Thugs driving kids away from NRL
Phil Rothfield
The Daily Telegraph
RUGBY league junior registration numbers are on the decline. At the same time AFL and soccer are on the rise.
This doesn’t require a major investigation to reveal why. The reason is that rugby league no longer acts on foul play.
Mums and dads are seeing what happens in the NRL every week and deem the sport too dangerous for their kids.
Earlier this season Manly forward Martin Taupau viciously and recklessly smashed Sharks centre Jack Bird in the head with a swinging arm that knocked him almost unconscious.

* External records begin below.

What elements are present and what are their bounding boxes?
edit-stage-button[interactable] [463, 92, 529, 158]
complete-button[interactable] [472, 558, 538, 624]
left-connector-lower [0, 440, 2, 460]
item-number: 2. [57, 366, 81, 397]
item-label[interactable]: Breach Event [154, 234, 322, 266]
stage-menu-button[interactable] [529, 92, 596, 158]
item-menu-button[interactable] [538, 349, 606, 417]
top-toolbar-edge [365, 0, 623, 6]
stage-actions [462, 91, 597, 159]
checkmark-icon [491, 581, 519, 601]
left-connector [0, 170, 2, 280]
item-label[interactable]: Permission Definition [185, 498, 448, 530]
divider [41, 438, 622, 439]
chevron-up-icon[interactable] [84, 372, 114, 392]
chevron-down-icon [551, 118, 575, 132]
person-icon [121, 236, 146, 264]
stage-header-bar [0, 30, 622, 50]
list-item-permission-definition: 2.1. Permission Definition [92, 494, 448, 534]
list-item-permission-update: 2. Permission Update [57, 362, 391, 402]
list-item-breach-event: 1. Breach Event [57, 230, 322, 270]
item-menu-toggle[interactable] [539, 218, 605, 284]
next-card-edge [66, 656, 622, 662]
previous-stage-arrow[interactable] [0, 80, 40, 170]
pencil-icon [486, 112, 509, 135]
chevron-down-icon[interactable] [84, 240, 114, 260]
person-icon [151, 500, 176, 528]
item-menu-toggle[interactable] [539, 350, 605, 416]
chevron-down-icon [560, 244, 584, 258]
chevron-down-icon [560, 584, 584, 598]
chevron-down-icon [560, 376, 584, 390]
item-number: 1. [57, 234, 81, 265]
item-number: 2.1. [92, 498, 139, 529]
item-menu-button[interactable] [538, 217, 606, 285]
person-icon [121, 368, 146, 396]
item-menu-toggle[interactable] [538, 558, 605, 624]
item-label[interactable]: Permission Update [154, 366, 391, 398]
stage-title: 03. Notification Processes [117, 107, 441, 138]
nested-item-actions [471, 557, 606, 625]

A dazed Bird came off for the rest of the game. Taupau stayed on and finished up getting one week.
I used to cover judiciary hearings in the days when Jim Comans was in charge.

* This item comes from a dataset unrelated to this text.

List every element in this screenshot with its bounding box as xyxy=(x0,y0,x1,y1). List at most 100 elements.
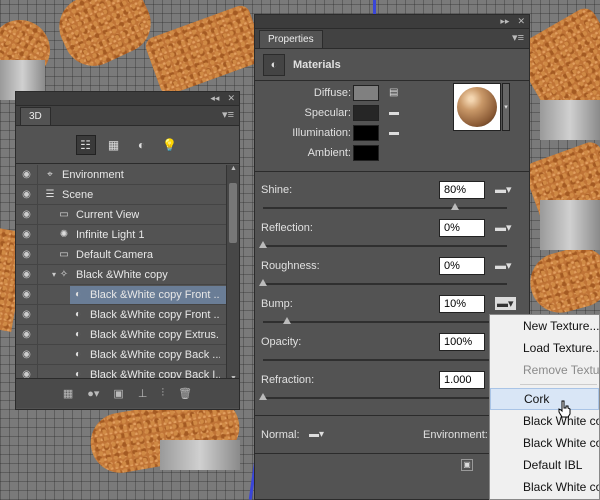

I guarantee Taupau’s swinging arm would have led to a four to six-week ban in those days. Absolutely no doubt.
This season we have had seven instances of tripping. It used to be an immediate send-off and suspension. Look at the photo on this page of Paul Carter trying to bring down superstar Anthony Milford. What a disgrace. Again nothing happens.

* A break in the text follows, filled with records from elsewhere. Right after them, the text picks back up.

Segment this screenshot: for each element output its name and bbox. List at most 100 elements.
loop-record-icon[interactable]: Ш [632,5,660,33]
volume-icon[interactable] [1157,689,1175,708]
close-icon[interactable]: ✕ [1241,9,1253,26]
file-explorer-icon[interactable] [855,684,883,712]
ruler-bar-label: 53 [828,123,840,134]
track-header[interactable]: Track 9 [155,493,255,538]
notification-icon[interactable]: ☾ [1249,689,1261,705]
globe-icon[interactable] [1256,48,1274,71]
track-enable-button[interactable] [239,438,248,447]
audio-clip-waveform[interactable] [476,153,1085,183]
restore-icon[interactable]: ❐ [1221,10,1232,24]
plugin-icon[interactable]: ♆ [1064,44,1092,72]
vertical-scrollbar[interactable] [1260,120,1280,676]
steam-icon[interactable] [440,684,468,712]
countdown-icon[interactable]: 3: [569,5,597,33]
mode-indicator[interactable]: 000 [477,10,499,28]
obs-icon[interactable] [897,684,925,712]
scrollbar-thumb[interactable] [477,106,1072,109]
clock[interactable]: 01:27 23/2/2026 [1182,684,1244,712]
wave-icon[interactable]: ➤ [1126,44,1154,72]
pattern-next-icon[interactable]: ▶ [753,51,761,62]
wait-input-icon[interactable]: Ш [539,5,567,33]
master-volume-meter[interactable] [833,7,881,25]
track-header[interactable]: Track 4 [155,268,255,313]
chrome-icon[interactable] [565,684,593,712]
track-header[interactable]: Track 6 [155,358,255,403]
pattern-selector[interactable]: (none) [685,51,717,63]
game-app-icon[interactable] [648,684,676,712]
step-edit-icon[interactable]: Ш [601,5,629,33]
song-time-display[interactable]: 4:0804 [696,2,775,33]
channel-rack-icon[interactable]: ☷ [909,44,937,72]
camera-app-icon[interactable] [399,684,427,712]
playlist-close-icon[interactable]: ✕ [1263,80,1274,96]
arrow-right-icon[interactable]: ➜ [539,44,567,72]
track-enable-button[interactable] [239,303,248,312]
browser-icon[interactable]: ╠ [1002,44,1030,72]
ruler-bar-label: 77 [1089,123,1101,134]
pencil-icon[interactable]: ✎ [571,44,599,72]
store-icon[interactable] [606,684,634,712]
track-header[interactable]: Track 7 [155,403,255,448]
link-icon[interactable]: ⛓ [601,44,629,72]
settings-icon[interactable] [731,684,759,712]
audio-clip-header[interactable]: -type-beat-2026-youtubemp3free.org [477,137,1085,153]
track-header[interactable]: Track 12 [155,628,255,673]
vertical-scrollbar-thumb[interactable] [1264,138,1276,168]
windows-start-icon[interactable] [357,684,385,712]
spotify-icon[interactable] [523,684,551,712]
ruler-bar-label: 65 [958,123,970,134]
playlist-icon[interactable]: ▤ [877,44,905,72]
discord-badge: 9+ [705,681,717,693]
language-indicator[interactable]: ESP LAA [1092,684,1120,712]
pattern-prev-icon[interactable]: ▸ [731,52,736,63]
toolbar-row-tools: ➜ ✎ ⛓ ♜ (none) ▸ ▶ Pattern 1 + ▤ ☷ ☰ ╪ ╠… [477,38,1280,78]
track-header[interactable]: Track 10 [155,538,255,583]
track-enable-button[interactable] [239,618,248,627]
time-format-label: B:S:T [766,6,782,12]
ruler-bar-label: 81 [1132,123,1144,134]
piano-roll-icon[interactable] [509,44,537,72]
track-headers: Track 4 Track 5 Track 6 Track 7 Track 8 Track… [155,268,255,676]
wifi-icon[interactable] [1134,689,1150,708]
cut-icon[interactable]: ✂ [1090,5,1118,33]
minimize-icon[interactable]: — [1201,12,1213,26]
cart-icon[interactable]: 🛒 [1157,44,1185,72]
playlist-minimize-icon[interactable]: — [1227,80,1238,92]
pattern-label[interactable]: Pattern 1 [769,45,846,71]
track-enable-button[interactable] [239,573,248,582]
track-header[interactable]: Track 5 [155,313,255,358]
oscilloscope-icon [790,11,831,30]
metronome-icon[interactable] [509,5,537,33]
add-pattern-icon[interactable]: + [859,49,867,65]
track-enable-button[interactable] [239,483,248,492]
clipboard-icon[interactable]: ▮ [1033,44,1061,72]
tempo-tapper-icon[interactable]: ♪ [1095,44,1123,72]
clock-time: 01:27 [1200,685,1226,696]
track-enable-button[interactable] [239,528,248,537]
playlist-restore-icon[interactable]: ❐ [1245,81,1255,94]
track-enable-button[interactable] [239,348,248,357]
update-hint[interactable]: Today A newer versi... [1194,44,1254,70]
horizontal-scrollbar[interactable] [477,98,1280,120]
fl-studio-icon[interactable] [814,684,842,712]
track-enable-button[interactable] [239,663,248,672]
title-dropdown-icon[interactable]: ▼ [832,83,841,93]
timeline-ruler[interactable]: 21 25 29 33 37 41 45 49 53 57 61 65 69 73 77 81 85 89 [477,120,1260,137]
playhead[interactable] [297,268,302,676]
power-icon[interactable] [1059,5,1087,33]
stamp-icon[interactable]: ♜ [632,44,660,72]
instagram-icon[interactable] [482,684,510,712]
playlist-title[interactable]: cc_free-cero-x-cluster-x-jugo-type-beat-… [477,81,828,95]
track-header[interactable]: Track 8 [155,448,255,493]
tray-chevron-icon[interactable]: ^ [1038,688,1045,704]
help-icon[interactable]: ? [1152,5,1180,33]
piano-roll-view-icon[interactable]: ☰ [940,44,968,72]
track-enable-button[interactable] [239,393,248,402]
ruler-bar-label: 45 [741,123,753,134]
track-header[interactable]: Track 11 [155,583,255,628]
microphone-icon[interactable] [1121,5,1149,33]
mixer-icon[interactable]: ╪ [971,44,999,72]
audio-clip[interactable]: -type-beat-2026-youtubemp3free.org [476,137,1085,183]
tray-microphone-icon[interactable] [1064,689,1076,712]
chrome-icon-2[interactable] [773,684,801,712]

Go back and have a look at the replay of the Rabbitohs v Broncos on Friday night. Look at Sam Burgess’ dog-act on an unprotected Joe Ofahengaue on the ground.
Look at Adam Blair’s late and high shot on Adam Reynolds, who is just back from a broken jaw.
This game was prime time television on Channel 9 and Fox Sports.
The referee Jared Maxwell showed he was completely out of his depth. That he didn’t at least use the sin bin is a disgrace.
I lost count of the number of times he warned both captains yet did nothing about it.
Todd Greenberg has been in the job for five weeks now as NRL chief executive.
The honeymoon period is now over. He replaced Dave Smith and got the top job in the game because he allegedly knew rugby league from the grassroots to the NRL.
Yet he has sat back every week and allowed tripping to become an epidemic in the game without even instructing his referees’ director Tony Archer to do something about it. The entire match-review and judiciary process needs to be overhauled.
There are too many ex-players on so-called independent committees that are determining how we deal with this thuggery. Ex-players are ex-players. They are old school and have no understanding of the damage that their lack of action creates.
Television is the gateway to the game. The front door for casual observers. Many of those switching on this year would find some of it unsavoury.
Over the weekend I asked the AFL’s respected critic and former Brownlow medallist Gerard Healy what an AFL player would cop for attacking a player on the ground like Burgess did.
“I’d think six to eight weeks,” he said.
It’s time Greenberg did something about it. Why do we even have an independent match-review committee and judiciary? Why don’t we just pick the best qualified people.
The best thing Greenberg’s predecessor Dave Smith did was introduce an automatic sin-binning for punching. It is no longer part of the game.
The same thing has to happen with all foul play. Use the sin bin and, like punching, it will soon stop.
The risk of leaving your team with 12 players for 10 minutes is a bigger deterrent than missing a game the following week.